MUMBAI: Eurokids, backed by US private equity giant KKR & Co, is in advanced negotiations to buy Nasik-based international school Farvashi Academy for about Rs 227 crore ($30 million), as India’s largest School chain plans aggressive expansion even during Covid-19 pandemic.
The transaction includes acquisition of three operating institutions in Nasik. If successful, the deal will mark third acquisition of Eurokids within a span of one year after private equity firm KKR took control over the firm last year.
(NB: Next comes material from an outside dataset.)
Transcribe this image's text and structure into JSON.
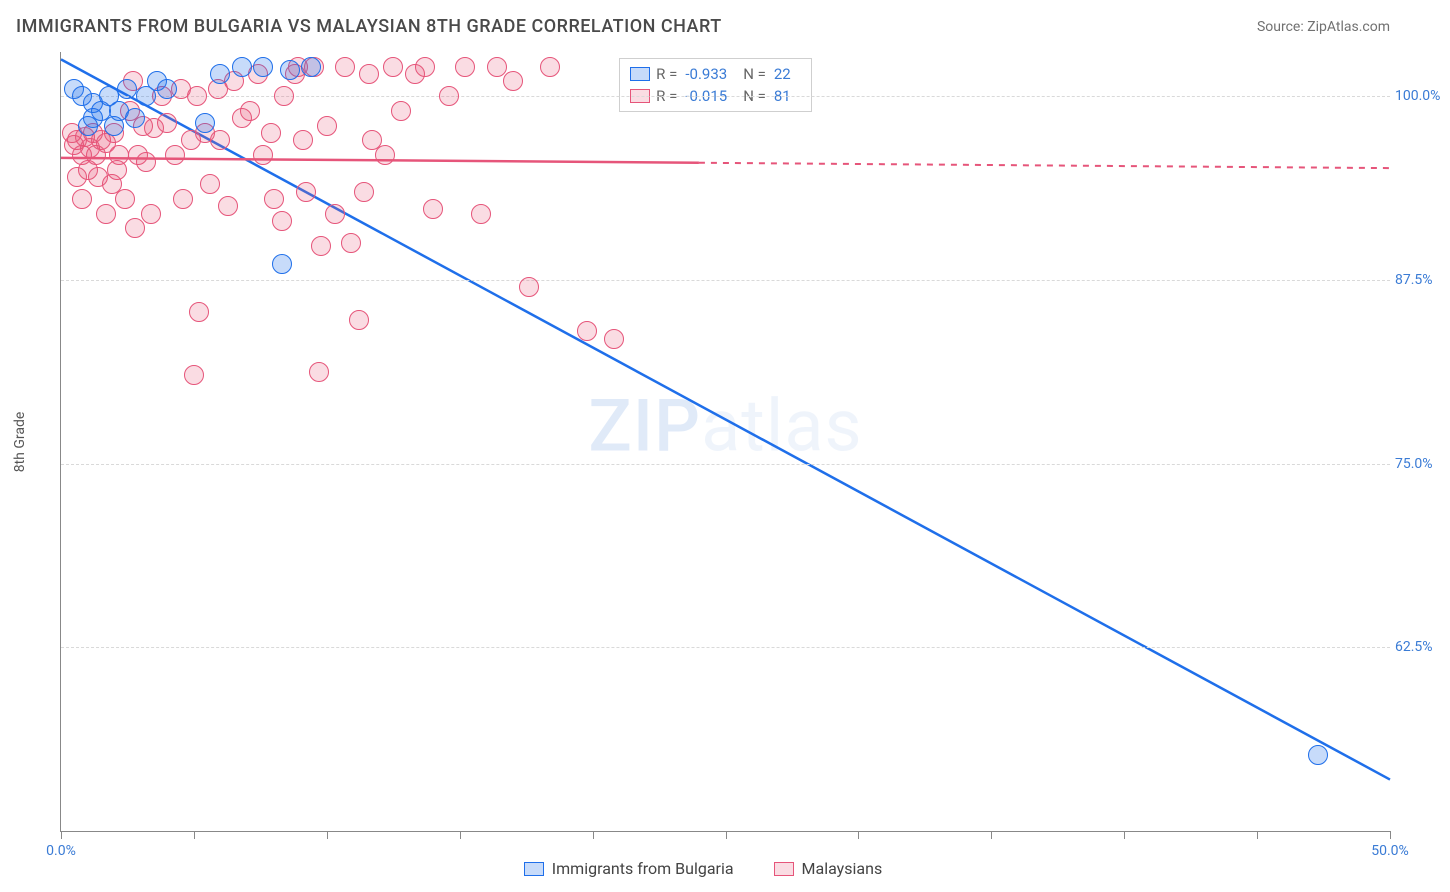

When contacted, spokespersons for KKR and Eurokids declined to comment, while Farvashi Academy did not respond to an email seeking comments till press time.
Established in 1978, the Farveshi runs three educational institutions in Nasik, including an international school that follows Cambridge curriculam. The school is spread over 39.2 acres of land in Nasik. R. S. Luth Education Trust runs the schools currently.
Eurokids is one of India’s leading educational services providers in the preschool and kindergarten to K-12 segments. Its portfolio brands, including EuroKids, EuroKids DayCare, Kangaroo Kids, EuroSchool and Billabong International, serve more than 120,000 students from 1,115 preschools and 35 K-12 schools across five countries.
New York-based investment firm KKR acquired 92 percent in Eurokids’ India franchise from existing investor Gaja Capital and some other investors in September last year for as much as Rs 1200 crore. In November, Eurokids acquired Asia’s largest preschool chain Kidzee from Zee Learn.
India has earmarked Rs 99,300 crore for education sector in 2020-21 and about Rs 3,000 crore for skill development. Finance minister Nirmala Sitharaman said in her budget speech that the step to open up the education sector to ECBs and FDI would help to “deliver higher quality education”.